Les causes sont multiples. La démocratisation de l’automobile transforme les rues et les places en espaces de circulation et de stationnement, chassant progressivement les ballodromes de la voie publique vers des sites isolés en périphérie des localités. En quittant l’espace public, le jeu de balle perd une part de son âme et de sa visibilité. Les conflits de voisinage se multiplient. Les sociétés disparaissent, faute de terrain et de public.

La concurrence des sports médiatisés à l’échelle mondiale, l’érosion du bénévolat, le vieillissement de la communauté des joueurs et des spectateurs aggravent la tendance. Dès les années 1970, le nombre de pratiquants connaît un déclin inéluctable. De 200 sociétés en 2006, la fédération est passée à 132 sociétés en 2023.


Une résistance bien vivante

Malgré cette érosion, la balle pelote résiste. En 2023, elle rassemble encore 3 128 joueurs actifs dans les provinces de Hainaut, Namur et Brabant wallon, dont près de 30 % ont moins de 18 ans. La Wallonie picarde reste le bastion le plus dynamique, portée par un travail intense de recrutement des jeunes et une médiatisation locale soutenue.

La reconnaissance comme Chef-d’œuvre du Patrimoine oral et immatériel de la Fédération Wallonie-Bruxelles en décembre 2023 constitue un signal fort : la balle pelote n’est pas un sport en voie de disparition, c’est un patrimoine vivant qui mérite d’être défendu, transmis et célébré.

La Fédération royale Belge de Pelote (FRBP) organise aujourd’hui championnats, journées d’initiation et événements grand public pour inverser la tendance. Des disciplines complémentaires – le one-wall, pratiqué contre un mur – permettent de maintenir une activité physique en dehors de la saison, et d’attirer de nouveaux joueurs vers la balle pelote.

Certains tournois restent des rendez-vous incontournables qui rassemblent chaque année des milliers de spectateurs : le Huit de septembre à Ath, la Balle du Gouverneur à Namur, le Grand Prix de la Ville de Bruxelles sur la Grand-Place, le Tournoi du Tilburck à Braine-le-Comte.

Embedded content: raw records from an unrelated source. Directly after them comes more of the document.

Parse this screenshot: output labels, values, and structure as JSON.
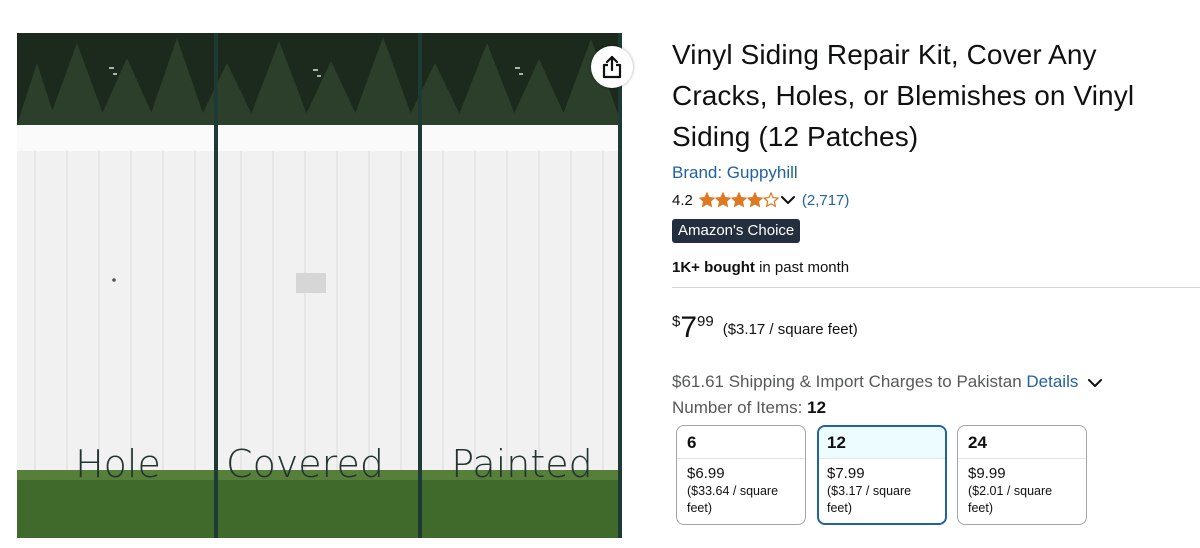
{
  "image": {
    "panel_labels": [
      "Hole",
      "Covered",
      "Painted"
    ]
  },
  "share": {
    "icon": "share-icon"
  },
  "product": {
    "title": "Vinyl Siding Repair Kit, Cover Any Cracks, Holes, or Blemishes on Vinyl Siding (12 Patches)",
    "brand": "Brand: Guppyhill",
    "rating": "4.2",
    "rating_stars_filled": 4.2,
    "rating_count": "(2,717)",
    "badge": "Amazon's Choice",
    "bought_bold": "1K+ bought",
    "bought_rest": " in past month"
  },
  "price": {
    "symbol": "$",
    "whole": "7",
    "fraction": "99",
    "unit": "($3.17 / square feet)"
  },
  "shipping": {
    "text": "$61.61 Shipping & Import Charges to Pakistan ",
    "details": "Details"
  },
  "items": {
    "label": "Number of Items: ",
    "selected": "12",
    "options": [
      {
        "count": "6",
        "price": "$6.99",
        "unit": "($33.64 / square feet)"
      },
      {
        "count": "12",
        "price": "$7.99",
        "unit": "($3.17 / square feet)"
      },
      {
        "count": "24",
        "price": "$9.99",
        "unit": "($2.01 / square feet)"
      }
    ]
  },
  "colors": {
    "link": "#2162a1",
    "star": "#de7921",
    "badge_bg": "#232f3e",
    "selected_border": "#2162a1"
  }
}
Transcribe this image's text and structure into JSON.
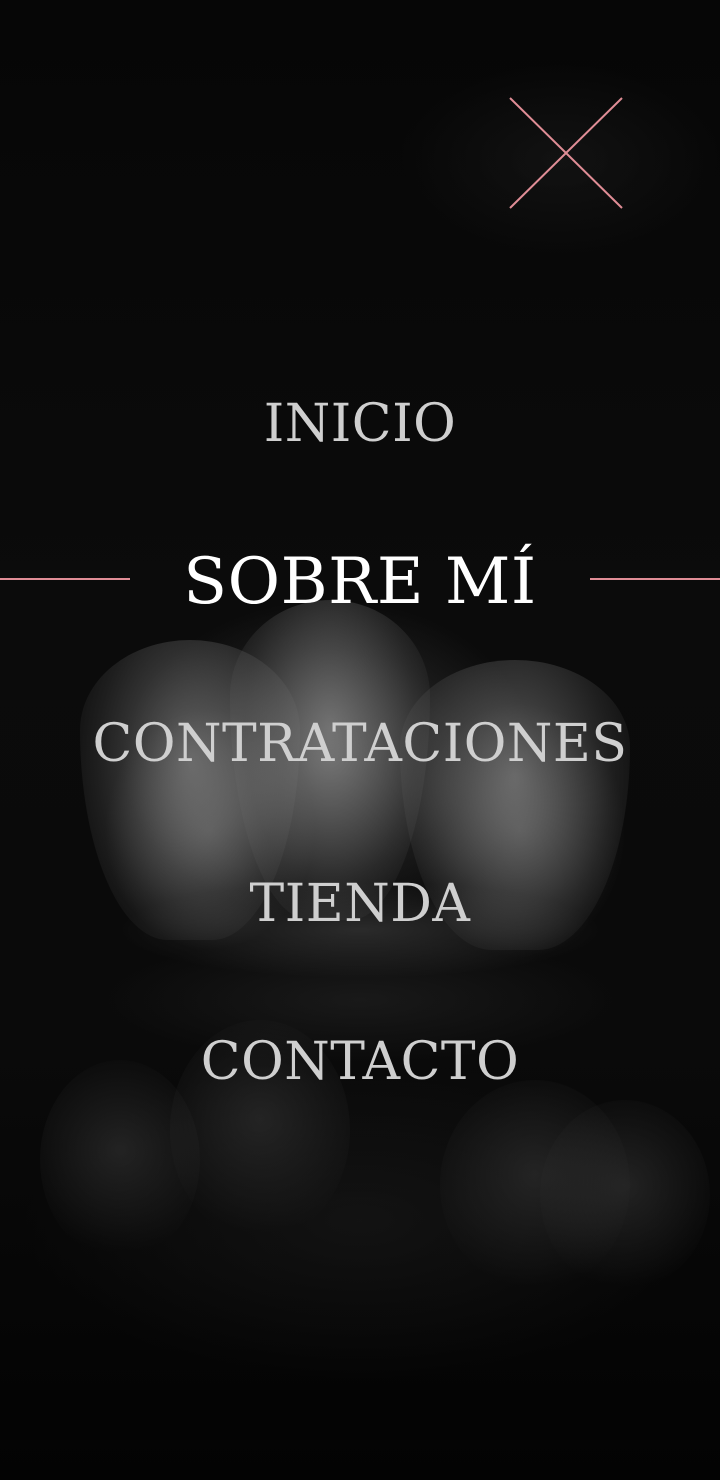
{
  "menu": {
    "items": [
      {
        "label": "INICIO",
        "active": false
      },
      {
        "label": "SOBRE MÍ",
        "active": true
      },
      {
        "label": "CONTRATACIONES",
        "active": false
      },
      {
        "label": "TIENDA",
        "active": false
      },
      {
        "label": "CONTACTO",
        "active": false
      }
    ]
  },
  "close_button": {
    "icon": "close-icon"
  },
  "colors": {
    "accent": "#e08d96",
    "background": "#050505",
    "text": "#cfcfcf",
    "active_text": "#ffffff"
  }
}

Le jeu de balle et l’odonymie

Le jeu de balle a laissé des traces durables dans la toponymie de nos régions. En Wallonie, en Flandre et à Bruxelles, plusieurs dizaines de rues et de places portent encore son nom : place du Jeu de Balle à Soignies, Lasne, Attre ou Andoy, rue du Jeu de Balle à Leuze ou Hantes-Wihéries, place du Ballodrome à Quiévrain.

La célèbre place du Jeu de Balle à Bruxelles — kaatsspelplaats en néerlandais, plus connue sous le nom de Vieux Marché ou Vossenplein — porte le nom de cette activité qui y était autrefois pratiquée, même si peu de ses visiteurs d’aujourd’hui en ont conscience.